Dive Brief:
- Several North American grid assessment areas will see sharp changes in demand response availability this summer, compared with 2025, according to the most recent assessment from the North American Electric Reliability Corp.
- The U.S. regions with the most significant changes include the Southeastern Electric Reliability Corp. Central region (+172.3% from 2025), the Electric Reliability Council of Texas (+54.9%), the Southwest Power Pool (+25.8%) and New England (-13.3%).
- Demand management is getting more attention from utilities looking to find near-term solutions to add capacity to the grid, due in large part to increasing demand from data centers and large industrial loads. NERC expects peak demand across the North American bulk power system to increase by 224 GW, or 24%, over the next 10 years.
Dive Insight:
The reasons for the shifts vary by region, NERC said in its assessment. For example, ERCOT’s positive change is due to updated load modeling that better reflects the responsive behavior of “large computation loads” — data centers — during peak periods, it said.
The positive change in the SERC Central region, much of which is served by the Tennessee Valley Authority, is due to new demand-side management programs and industrial load enrollments, NERC said.
In ERCOT, NERC said it reduced its 2026 summer forecast for total internal demand by 1.9 GW, or 2.3%, due to updated modeling of large computational load behaviors. It dropped its forecast for net internal demand by 3.7 GW, or 4.6%, “because more data centers can be curtailed by grid operators when needed to prevent grid emergencies,” it said.
Texas law requires loads of 75 MW or more that interconnect from 2026 onwards to accept mandatory curtailment during firm load shed events. Texas has a separate, competitively procured reliability service open to large loads on a voluntary basis as well.
ERCOT is one of the few assessment areas where NERC expects net internal demand to fall this year, however.
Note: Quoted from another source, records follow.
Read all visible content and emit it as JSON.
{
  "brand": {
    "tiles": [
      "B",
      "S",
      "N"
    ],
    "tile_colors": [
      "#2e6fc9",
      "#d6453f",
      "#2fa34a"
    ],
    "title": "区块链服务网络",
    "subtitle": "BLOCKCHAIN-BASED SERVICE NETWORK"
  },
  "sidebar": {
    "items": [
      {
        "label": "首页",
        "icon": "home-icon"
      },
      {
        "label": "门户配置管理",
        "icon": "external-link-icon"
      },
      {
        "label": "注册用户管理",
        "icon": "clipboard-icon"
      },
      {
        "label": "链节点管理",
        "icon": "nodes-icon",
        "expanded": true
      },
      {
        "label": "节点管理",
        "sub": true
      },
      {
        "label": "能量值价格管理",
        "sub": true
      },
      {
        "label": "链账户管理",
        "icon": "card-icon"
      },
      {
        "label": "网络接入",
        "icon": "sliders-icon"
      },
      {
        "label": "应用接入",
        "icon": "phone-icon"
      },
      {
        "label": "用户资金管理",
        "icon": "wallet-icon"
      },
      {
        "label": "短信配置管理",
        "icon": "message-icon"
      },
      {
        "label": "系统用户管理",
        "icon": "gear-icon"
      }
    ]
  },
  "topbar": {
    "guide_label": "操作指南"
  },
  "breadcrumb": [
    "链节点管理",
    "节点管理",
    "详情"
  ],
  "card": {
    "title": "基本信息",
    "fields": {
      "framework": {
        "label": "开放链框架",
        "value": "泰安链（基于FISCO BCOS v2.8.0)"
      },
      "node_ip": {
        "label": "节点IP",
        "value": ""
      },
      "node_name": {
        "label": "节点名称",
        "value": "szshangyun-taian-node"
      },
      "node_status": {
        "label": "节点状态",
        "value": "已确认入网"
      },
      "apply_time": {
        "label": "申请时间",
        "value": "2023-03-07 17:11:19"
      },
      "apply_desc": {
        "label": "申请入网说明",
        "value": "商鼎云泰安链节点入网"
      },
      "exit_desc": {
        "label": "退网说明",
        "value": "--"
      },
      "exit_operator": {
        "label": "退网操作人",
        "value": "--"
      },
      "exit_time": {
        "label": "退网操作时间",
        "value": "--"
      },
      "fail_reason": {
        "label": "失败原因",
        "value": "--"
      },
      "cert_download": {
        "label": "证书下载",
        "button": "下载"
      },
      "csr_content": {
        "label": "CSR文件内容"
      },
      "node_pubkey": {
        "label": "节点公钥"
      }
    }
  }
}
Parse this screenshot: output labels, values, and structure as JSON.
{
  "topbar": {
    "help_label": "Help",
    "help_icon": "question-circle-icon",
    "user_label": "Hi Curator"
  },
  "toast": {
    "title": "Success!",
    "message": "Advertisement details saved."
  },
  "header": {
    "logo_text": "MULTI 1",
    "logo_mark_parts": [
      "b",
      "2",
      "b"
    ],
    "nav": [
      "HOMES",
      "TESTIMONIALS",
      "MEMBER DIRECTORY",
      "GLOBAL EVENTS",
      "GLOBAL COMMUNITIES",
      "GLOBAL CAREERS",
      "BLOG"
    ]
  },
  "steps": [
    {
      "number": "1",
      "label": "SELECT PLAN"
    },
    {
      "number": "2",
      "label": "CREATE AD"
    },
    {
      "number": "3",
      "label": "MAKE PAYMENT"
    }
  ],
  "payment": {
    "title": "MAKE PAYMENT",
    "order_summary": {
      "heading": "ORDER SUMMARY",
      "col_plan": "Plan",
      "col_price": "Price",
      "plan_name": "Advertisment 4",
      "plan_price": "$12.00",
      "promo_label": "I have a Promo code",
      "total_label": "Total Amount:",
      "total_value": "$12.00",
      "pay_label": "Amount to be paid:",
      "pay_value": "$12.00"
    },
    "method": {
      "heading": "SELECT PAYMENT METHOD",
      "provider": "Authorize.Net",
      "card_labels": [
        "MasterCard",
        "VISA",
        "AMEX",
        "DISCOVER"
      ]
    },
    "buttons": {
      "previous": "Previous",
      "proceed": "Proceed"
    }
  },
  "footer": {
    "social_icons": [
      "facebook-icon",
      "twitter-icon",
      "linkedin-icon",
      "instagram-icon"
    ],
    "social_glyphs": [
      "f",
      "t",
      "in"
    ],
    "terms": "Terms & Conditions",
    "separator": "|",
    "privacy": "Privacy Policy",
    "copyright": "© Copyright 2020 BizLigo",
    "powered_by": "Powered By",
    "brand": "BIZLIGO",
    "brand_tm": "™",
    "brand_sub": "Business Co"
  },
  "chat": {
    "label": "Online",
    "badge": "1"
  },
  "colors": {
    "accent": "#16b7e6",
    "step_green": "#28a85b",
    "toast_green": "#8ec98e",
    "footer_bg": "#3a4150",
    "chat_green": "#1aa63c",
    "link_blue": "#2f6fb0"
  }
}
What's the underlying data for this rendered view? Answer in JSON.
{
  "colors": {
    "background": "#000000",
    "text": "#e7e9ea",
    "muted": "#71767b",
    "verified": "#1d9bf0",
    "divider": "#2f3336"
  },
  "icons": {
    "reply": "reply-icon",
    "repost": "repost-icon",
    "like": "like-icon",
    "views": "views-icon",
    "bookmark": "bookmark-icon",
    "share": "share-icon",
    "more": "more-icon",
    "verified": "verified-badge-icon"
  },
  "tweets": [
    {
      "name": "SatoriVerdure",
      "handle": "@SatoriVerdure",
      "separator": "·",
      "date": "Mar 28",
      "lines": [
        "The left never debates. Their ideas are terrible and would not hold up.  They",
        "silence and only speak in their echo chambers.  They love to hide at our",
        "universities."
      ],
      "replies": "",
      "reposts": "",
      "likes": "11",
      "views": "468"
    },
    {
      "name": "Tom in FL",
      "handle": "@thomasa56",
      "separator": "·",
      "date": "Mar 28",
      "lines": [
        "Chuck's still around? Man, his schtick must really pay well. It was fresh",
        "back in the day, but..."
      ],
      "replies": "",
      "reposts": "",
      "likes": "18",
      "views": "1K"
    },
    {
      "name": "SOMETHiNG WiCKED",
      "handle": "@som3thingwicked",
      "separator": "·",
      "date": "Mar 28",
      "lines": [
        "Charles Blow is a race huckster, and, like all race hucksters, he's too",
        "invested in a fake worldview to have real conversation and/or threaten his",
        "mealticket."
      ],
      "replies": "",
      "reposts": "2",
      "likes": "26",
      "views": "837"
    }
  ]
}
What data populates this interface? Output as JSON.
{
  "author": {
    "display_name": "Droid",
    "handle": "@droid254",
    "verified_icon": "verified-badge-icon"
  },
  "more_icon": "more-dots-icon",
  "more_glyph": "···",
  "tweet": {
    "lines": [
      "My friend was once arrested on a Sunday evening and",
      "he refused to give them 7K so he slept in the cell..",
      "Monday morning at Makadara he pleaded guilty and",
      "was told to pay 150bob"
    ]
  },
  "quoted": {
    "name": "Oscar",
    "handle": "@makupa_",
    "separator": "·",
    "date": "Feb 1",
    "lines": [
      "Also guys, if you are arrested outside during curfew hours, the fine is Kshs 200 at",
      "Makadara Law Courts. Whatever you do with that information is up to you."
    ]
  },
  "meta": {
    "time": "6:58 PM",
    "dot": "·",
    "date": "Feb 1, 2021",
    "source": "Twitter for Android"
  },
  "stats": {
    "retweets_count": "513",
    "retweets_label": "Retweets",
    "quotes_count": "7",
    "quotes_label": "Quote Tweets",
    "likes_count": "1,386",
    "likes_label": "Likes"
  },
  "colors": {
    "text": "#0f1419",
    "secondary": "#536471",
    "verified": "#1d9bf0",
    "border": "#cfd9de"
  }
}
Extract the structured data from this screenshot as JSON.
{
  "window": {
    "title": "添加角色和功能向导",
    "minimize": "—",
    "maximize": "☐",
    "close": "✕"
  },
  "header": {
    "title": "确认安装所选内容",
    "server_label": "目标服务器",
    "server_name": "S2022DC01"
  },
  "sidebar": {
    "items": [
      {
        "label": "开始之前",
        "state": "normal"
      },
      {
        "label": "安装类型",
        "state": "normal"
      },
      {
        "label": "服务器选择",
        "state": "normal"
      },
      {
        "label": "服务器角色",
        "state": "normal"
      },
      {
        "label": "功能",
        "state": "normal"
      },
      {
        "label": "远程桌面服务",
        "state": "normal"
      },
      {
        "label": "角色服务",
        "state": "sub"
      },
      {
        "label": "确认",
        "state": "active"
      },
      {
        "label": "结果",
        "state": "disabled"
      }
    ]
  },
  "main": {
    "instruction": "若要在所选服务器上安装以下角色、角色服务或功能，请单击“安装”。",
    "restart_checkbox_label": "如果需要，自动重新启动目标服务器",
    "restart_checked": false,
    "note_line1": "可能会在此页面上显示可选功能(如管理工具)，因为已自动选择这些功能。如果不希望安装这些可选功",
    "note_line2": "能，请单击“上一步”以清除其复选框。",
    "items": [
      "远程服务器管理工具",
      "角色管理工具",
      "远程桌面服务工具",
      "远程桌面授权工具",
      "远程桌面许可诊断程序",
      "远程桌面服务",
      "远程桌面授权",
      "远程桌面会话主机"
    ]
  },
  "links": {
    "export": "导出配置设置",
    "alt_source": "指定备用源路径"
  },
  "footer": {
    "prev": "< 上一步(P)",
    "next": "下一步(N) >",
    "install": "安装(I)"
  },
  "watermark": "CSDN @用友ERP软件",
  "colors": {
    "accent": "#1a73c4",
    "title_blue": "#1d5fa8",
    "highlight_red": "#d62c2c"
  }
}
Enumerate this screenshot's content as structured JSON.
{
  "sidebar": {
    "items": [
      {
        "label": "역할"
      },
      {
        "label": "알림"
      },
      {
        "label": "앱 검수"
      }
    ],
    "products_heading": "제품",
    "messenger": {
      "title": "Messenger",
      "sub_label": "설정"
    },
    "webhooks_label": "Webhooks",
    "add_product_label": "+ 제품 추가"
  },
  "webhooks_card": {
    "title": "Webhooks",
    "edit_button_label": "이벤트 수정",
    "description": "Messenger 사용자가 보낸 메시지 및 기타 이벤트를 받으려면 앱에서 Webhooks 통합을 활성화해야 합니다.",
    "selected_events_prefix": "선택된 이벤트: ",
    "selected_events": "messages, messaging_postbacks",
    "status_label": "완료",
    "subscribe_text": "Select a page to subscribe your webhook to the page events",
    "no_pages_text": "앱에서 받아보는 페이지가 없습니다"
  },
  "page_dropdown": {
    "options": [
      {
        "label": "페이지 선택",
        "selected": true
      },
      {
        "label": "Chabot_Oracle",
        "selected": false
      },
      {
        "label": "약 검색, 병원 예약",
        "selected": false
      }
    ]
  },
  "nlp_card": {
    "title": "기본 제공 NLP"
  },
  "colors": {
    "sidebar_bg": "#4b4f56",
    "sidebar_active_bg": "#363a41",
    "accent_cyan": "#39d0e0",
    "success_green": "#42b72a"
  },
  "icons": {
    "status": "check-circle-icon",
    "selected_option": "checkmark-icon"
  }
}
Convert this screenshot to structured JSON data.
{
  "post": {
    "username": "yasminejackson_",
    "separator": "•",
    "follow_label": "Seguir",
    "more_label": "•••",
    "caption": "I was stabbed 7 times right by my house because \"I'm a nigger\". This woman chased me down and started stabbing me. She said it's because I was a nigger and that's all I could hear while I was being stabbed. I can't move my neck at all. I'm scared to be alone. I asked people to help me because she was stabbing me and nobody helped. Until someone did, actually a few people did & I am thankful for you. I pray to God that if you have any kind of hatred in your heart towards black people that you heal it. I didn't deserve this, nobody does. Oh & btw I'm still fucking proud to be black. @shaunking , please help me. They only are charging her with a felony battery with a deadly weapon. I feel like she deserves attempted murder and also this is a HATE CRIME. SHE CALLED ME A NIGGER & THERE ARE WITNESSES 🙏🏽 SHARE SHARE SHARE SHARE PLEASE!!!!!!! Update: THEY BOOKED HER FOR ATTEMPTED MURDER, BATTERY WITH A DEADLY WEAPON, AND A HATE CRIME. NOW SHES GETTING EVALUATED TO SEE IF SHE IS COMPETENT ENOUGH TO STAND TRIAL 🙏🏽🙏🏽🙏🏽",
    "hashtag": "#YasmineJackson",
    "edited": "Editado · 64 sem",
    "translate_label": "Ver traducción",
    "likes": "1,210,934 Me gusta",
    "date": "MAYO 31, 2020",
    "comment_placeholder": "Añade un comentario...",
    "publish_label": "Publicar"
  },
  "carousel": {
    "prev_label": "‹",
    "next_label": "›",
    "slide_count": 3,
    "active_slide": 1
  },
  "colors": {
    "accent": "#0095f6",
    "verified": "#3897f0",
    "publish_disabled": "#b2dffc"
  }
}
Nineteen of NERC’s 23 assessment areas are set for higher net internal demand, with the exceptions being winter-peaking Québec and WECC’s Rocky Mountain and Mexico regions, NERC said.
In some other NERC assessment areas that saw sharp shifts in demand response availability, the category represents a negligible share of total internal demand. For example, NERC expects Southwest and Northwest regions of the Western Electricity Coordinating Council to shift by +82.9% and -93.3%, respectively. But official demand response capacity represents less than 1% of projected 2026 internal demand in WECC-Southwest and is virtually nonexistent (just 2 MW) in WECC-Northwest.
Meanwhile, demand response availability was little changed in the PJM Interconnection (-0.4%, to 7,864 MW) and Midcontinent Independent System Operator (+1.1%, to 9,100 MW), according to NERC’s assessment.
NERC has previously identified PJM and MISO as facing particularly high risk of capacity shortfalls over the next few years. The reliability nonprofit downgraded its threat assessment for MISO last year after pushback from the grid operator’s independent market monitor, however.
David Patton, president of Potomac Economics, said at a Federal Energy Regulatory Commission technical conference in May 2025 that NERC’s forecast did not properly account for behind-the-meter generation and demand response capacity in MISO, among other factors. Its projection missed more than 8 GW of potential capacity, Patton said.
NERC blamed “mismatched data” in a MISO submission for the mix-up.
NERC still sees high reliability risks in PJM, MISO, ERCOT, WECC-Northwest and WECC-Basin, according to an updated long-term reliability assessment released in January. Its three risk categories are “normal,” “elevated” and “high.”
That forecast blamed planned generator retirements outpacing additions and projected load growth in MISO and PJM. Beginning last May, the Trump administration issued and renewed emergency orders requiring several coal- and oil-fired generators in both regions to run beyond their scheduled retirement dates, citing near-term resource adequacy risks.
Clean energy groups, environmental organizations, ratepayer advocates and even some owners of affected plants have pushed back, saying they are not needed for resource adequacy and saddle utility customers with unnecessary costs. An ongoing lawsuit pitting the environmental nonprofit Earthjustice and three Midwestern states against the U.S. Department of Energy will likely reach the U.S. Supreme Court, industry analysts say.
In some parts of the United States, grid operators’ own assessments show behind-the-meter energy assets reducing net load during the afternoon windows when daily summer power demand has historically peaked.
For example, ISO New England’s 2026 summer outlook expects behind-the-meter solar to reduce demand by more than 1,700 MW during the peak hour of demand on days with normal weather conditions. The region now has more than 8,000 MW of behind-the-meter solar, which is enough to push the demand peak later into the evening, ISO-NE says.
Over the next 10 years, ISO-NE expects behind-the-meter solar to play a much larger role in midday net load reduction — up to 6.5 GW by the winter of 2038, according to a forecast released earlier this month. But limited solar irradiation means behind-the-meter solar and batteries will do less to mitigate the region’s early-morning or early-evening seasonal peaks as electrified buildings and vehicles flip it from summer to winter peaking, the grid operator said.